AASHE
- Formation: 2005; 21 years ago
- Founded at: Portland, Oregon
- Headquarters: 2401 Walnut Street, Suite 102 Philadelphia, PA 19103
- Location: United States;
- Executive Director: Meghan Fay Zahniser
- Director of Finance & Administration: Allison Jones
- Website: aashe.org

= Association for the Advancement of Sustainability in Higher Education =

American nonprofit association

The Association for the Advancement of Sustainability in Higher Education (AASHE, pronounced AY-shee) is a 501(c)(3) association of higher education institutions headquartered in Philadelphia. The association aims to improve sustainable practices in higher education by advocacy of sustainable innovation. AASHE encourages people involved in education to promote sustainable development to their communities.

AASHE is an official partner of the Sustainable Development Goals program of the United Nations, the U.S. Department of Energy Better Buildings Initiative, the U.S. Green Building Council, and The Princeton Review.

The journal of AASHE is Sustainability and Climate Change, published by Mary Ann Liebert.

== History ==
AASHE was founded in December 2005 in Portland, Oregon. At the time of their founding, they had two staff members, of which Judy Walton was the first executive director.

Their main office is currently located in Philadelphia, though they have also been located in Boston and Denver.

== Conference ==
AASHE organizes an annual Conference, the "AASHE Annual Conference & Expo". It was held in different locations in the United States from 2006 to 2019, with each year having a different theme. The AASHE Conference was re-established in 2022 in a virtual format.

The purpose of the conference is to be a venue for institutions, companies, and educators to collaborate in maximizing the sustainable impact of higher education. The conference is intended to be an opportunity for administrators to connect with companies and other institutions to exchange sustainable ideas and innovations.

== STARS ==
The AASHE STARS (Sustainability Tracking, Assessment & Rating System) program is a way for institutions to be tracked and ranked on their progress in developing sustainable solutions for their communities. An institution can be awarded a Platinum, Bronze, Silver, Gold, or Reporter designation.

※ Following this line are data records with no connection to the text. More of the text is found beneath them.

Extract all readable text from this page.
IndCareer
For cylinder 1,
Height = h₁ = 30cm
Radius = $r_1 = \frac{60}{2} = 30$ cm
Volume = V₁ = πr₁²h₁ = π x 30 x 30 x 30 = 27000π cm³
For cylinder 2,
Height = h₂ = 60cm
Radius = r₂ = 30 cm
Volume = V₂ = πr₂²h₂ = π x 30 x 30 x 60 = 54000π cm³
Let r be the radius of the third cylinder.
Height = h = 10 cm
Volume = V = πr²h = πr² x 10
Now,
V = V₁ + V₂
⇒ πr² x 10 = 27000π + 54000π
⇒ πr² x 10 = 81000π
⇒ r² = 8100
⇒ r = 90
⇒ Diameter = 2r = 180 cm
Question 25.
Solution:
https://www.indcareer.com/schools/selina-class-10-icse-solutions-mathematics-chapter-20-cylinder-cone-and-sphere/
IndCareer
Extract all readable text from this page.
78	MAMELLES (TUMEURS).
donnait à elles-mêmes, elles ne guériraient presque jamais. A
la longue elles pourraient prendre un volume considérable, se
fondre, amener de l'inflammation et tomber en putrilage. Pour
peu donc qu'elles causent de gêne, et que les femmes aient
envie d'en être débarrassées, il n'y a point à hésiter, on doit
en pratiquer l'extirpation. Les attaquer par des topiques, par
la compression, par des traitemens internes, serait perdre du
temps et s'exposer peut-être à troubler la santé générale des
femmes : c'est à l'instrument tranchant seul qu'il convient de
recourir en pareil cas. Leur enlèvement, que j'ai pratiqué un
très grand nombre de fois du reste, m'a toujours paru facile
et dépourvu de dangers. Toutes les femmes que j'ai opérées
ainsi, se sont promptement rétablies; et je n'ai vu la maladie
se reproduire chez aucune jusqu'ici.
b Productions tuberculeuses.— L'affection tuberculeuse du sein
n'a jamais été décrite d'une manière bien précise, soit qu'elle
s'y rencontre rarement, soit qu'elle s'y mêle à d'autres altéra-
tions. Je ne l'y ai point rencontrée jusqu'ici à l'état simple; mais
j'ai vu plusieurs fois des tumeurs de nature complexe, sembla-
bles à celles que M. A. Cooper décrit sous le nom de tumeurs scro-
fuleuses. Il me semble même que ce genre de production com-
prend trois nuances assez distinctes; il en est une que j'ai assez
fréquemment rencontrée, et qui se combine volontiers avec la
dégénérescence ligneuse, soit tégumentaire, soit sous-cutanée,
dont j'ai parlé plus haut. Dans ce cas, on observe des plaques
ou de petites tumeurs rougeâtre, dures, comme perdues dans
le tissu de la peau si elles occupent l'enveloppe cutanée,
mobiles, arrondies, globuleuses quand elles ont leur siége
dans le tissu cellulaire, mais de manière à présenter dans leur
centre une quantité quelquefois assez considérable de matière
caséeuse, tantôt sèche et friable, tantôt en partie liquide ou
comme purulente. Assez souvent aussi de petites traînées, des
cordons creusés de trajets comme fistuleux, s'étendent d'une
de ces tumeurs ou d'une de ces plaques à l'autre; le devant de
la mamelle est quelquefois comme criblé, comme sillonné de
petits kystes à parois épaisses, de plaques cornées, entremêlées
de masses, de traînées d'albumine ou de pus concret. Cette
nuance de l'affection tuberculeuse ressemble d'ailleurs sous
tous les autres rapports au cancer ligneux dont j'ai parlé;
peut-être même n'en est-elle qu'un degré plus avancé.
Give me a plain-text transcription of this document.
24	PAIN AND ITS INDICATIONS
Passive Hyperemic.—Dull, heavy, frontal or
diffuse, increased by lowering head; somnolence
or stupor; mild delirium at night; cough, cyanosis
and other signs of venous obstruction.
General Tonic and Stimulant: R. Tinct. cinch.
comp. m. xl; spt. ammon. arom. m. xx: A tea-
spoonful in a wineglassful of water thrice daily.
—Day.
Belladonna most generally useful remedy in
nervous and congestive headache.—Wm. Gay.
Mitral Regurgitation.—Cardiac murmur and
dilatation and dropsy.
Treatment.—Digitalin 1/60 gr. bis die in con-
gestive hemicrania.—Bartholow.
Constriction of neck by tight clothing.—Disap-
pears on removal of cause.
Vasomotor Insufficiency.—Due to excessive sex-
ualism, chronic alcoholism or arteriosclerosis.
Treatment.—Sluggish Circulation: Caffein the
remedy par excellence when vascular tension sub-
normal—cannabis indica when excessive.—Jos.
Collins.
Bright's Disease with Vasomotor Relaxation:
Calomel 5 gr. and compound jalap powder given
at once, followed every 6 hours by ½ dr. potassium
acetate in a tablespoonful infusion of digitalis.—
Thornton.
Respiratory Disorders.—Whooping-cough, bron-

The STARS program tracks multiple factors in an institution's overall sustainability, including purchasing of sustainably-sourced products, community outreach, and offerings of sustainability courses. Adherence to any of the factors is self-reported.

=== History ===
The STARS program was founded with the purpose of being a sustainability rating system for higher education campuses to complement existing sustainability plans being implemented by individual institutions.

== Sustainability and Climate Change ==

Sustainability and Climate Change is the academic journal published by Mary Ann Liebert, Inc, in collaboration with AASHE. It is the society journal of the association.

=== History ===
The first issue, (Volume 1, Issue 1) was published in February 2008. The journal was published as Sustainability: The Journal of Record until Volume 13, Issue 6 (December 2020), after which the next issue in February 2021 was published under the name Sustainability and Climate Change.

=== Indexing ===
The journal is indexed by SCImago Journal Rank, Elsevier, (including Scopus, EMBiology, and GEOBASE), CAB Abstracts, Sustainability Science Abstracts (now ProQuest Environmental Science Collection), and GreenFILE.